An elevated ferritin and transferrin‐iron saturation can be commonly encountered in the evaluation of elevated liver enzymes.
Confirmatory homeostatic iron regulator (HFE) genetic testing for C282Y and H63D, mutations most encountered in hereditary hemochromatosis, should be pursued in evaluation of hyperferritinemia.

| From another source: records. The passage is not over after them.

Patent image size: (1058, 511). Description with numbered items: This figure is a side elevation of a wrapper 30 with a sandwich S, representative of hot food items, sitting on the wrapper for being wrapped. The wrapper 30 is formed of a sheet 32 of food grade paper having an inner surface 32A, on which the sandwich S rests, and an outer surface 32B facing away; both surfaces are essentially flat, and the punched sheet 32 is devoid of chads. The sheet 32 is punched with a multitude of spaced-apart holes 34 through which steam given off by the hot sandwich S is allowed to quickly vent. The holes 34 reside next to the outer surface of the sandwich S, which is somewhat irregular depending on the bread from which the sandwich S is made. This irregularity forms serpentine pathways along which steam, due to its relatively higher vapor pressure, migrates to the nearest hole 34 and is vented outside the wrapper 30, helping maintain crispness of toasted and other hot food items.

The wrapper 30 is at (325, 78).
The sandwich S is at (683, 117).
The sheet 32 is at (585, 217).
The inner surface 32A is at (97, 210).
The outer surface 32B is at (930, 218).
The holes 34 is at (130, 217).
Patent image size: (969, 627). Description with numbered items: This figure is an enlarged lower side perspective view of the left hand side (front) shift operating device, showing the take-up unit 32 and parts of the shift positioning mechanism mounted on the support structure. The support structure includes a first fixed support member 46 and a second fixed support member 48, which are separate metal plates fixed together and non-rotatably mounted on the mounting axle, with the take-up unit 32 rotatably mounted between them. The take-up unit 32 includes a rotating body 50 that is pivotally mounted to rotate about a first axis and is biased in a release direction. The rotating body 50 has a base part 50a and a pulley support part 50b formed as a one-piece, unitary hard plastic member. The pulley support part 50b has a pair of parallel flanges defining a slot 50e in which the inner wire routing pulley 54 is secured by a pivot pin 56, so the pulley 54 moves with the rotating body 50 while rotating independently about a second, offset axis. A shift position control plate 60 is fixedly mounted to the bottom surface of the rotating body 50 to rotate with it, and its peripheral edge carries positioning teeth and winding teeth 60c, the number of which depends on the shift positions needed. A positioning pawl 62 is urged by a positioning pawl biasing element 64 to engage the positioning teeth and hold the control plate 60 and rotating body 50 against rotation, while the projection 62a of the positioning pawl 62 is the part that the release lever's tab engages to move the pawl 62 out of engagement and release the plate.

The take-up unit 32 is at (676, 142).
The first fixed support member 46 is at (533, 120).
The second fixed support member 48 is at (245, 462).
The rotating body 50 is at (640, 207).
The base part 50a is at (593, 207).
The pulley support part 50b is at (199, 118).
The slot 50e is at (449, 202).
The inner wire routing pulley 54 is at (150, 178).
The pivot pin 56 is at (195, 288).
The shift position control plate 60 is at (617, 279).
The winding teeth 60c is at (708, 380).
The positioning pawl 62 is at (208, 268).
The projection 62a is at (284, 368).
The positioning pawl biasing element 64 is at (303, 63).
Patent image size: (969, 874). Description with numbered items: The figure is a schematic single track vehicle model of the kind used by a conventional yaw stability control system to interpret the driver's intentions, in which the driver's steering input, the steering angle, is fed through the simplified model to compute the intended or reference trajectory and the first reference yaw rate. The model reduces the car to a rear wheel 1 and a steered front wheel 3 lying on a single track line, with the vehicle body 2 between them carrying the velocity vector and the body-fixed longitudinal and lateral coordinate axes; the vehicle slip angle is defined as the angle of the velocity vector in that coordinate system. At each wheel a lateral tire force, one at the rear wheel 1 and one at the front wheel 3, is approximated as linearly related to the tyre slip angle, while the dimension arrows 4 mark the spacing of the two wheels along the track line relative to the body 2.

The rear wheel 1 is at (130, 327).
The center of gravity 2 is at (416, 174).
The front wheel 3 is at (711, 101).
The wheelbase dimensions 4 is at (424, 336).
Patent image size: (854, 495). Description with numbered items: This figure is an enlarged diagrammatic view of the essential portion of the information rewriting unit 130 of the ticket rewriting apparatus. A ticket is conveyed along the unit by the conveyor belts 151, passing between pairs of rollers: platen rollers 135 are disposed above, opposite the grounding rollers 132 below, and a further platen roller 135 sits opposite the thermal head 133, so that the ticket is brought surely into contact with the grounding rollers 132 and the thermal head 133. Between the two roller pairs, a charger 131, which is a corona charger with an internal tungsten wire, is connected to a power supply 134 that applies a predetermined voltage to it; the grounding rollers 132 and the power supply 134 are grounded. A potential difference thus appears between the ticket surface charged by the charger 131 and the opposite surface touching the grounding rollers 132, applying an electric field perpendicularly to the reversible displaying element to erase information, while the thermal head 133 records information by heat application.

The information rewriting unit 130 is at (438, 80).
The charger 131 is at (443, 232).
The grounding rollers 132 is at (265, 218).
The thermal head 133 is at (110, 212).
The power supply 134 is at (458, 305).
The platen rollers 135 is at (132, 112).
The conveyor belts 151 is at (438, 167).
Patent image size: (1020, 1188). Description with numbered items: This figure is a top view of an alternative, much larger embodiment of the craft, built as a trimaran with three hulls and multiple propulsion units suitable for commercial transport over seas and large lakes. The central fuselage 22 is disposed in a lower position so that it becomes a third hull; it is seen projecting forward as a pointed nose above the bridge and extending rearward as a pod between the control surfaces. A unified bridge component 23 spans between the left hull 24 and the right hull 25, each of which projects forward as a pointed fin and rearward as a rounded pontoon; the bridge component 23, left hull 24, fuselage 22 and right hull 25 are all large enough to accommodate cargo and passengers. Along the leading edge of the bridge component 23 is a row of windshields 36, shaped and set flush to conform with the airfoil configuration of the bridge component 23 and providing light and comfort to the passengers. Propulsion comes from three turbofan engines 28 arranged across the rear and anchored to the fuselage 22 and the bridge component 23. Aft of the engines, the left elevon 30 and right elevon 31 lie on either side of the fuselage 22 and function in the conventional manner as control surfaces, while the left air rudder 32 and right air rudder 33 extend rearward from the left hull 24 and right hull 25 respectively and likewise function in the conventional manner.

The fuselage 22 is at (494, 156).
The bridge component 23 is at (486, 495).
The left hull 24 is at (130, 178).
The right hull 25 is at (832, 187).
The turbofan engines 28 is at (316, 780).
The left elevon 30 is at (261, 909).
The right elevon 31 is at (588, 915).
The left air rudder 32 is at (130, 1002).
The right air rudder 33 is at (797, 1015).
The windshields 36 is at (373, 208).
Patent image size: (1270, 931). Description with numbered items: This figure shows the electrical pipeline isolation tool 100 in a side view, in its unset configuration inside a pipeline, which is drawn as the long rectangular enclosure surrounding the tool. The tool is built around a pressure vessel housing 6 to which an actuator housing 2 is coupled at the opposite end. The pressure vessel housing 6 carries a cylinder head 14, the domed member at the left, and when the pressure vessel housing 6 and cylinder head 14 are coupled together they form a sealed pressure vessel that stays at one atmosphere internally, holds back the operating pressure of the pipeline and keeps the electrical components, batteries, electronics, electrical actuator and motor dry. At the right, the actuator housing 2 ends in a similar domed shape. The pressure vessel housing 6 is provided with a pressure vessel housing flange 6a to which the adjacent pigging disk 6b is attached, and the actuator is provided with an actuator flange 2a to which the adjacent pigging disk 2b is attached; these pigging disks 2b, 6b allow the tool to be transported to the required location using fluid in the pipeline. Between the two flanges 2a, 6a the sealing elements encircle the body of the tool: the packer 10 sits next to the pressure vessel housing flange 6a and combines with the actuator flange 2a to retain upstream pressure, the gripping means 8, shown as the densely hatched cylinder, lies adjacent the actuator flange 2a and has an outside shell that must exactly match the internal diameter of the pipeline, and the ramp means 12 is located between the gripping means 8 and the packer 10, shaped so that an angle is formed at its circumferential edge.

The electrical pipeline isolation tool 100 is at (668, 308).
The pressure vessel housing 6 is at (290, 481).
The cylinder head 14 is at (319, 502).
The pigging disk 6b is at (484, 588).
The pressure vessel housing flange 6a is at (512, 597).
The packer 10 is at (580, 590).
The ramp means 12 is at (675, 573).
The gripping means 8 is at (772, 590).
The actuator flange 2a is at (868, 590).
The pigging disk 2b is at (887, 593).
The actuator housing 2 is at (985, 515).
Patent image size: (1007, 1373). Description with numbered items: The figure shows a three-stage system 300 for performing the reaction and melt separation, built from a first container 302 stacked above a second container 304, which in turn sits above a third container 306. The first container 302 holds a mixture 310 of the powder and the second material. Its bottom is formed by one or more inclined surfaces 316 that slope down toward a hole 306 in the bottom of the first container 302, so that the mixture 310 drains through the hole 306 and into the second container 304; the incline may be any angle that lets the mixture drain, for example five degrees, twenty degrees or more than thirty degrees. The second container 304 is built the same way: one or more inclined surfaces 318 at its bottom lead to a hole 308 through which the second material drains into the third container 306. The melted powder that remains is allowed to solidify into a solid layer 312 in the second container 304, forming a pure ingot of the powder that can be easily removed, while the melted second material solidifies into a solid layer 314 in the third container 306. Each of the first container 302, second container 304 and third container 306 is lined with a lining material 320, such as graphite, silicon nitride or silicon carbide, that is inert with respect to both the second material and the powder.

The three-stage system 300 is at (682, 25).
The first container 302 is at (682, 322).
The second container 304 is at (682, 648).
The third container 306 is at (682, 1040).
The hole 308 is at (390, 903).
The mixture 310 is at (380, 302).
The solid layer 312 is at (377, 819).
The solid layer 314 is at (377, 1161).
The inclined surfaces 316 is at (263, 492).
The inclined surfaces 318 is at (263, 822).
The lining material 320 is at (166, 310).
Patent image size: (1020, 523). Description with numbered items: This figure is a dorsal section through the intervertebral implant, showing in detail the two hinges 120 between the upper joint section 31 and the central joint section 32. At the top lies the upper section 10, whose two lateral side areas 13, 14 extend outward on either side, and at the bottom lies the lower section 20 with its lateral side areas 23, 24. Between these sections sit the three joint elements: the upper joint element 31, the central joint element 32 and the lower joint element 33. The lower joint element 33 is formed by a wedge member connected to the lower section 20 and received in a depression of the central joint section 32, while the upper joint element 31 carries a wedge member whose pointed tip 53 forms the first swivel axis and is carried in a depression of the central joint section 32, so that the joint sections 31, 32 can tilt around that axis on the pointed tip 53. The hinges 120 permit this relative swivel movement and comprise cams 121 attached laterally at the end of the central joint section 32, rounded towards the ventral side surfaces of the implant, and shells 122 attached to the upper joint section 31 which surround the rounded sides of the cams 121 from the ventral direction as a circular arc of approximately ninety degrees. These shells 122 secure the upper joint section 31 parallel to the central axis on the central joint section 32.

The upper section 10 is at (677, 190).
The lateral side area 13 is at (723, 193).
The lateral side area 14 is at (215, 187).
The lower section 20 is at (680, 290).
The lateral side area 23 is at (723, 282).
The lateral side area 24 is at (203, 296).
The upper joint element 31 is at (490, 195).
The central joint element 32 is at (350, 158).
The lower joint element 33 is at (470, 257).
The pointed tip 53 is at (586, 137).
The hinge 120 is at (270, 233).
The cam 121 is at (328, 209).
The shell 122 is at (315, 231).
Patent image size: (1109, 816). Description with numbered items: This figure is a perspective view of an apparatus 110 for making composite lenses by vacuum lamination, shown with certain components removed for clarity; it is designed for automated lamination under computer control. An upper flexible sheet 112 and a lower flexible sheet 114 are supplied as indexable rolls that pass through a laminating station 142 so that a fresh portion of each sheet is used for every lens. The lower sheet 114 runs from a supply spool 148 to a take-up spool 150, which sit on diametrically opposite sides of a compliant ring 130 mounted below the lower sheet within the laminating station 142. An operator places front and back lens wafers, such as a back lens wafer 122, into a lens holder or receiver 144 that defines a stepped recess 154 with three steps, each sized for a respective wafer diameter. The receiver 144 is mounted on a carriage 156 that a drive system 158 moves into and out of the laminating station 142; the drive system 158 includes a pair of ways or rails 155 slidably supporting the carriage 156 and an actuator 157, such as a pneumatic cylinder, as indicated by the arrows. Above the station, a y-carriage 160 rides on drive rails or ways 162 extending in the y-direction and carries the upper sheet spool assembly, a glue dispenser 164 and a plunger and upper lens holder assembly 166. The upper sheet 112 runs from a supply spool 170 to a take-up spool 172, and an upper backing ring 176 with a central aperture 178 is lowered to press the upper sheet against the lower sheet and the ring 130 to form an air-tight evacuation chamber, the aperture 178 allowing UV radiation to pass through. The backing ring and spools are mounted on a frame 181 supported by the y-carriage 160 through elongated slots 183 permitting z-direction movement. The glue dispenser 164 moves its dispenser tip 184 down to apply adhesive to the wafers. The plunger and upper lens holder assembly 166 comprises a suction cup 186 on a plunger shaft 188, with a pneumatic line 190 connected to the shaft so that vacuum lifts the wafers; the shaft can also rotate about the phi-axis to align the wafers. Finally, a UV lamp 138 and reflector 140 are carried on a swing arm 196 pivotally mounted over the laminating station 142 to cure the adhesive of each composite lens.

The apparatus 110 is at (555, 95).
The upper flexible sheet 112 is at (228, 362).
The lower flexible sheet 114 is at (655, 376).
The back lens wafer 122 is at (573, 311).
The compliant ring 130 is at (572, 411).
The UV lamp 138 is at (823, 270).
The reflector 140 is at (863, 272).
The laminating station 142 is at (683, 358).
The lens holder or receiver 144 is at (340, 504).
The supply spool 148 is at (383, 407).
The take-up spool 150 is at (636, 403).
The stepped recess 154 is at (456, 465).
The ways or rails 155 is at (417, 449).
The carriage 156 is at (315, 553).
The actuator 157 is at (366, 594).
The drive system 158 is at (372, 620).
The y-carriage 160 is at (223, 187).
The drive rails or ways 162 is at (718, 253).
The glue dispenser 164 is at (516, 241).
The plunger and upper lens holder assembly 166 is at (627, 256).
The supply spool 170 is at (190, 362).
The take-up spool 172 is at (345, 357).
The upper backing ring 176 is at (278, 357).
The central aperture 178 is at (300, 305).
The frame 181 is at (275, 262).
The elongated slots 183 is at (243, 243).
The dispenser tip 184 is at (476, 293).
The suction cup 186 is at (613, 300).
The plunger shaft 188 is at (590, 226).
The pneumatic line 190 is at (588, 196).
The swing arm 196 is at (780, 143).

Magnetic resonance imaging with quantitative assessment of iron content or liver biopsy (especially if liver disease is a cause of iron overload) should be used as appropriate.
A secondary cause for iron overload should be considered if HFE genetic testing is negative for the C282Y homozygous or C282Y/H63D compound heterozygous mutations.
Differential diagnosis of secondary iron overload includes hematologic disorders, iatrogenic causes, or chronic liver diseases.
More common hematologic disorders include thalassemia syndromes, myelodysplastic syndrome, myelofibrosis, sideroblastic anemias, sickle cell disease, or pyruvate kinase deficiency.
If iron overload has been excluded, evaluation for causes of hyperferritinemia should be pursued.
Causes of hyperferritinemia include chronic liver disease, malignancy, infections, kidney failure, and rheumatic conditions, such as adult‐onset Still's disease or hemophagocytic lymphohistiocytosis.
In this review, we describe the diagnostic testing of patients with suspected hereditary hemochromatosis, the evaluation of patients with elevated serum ferritin levels, and signs of secondary overload and treatment options for those with secondary iron overload.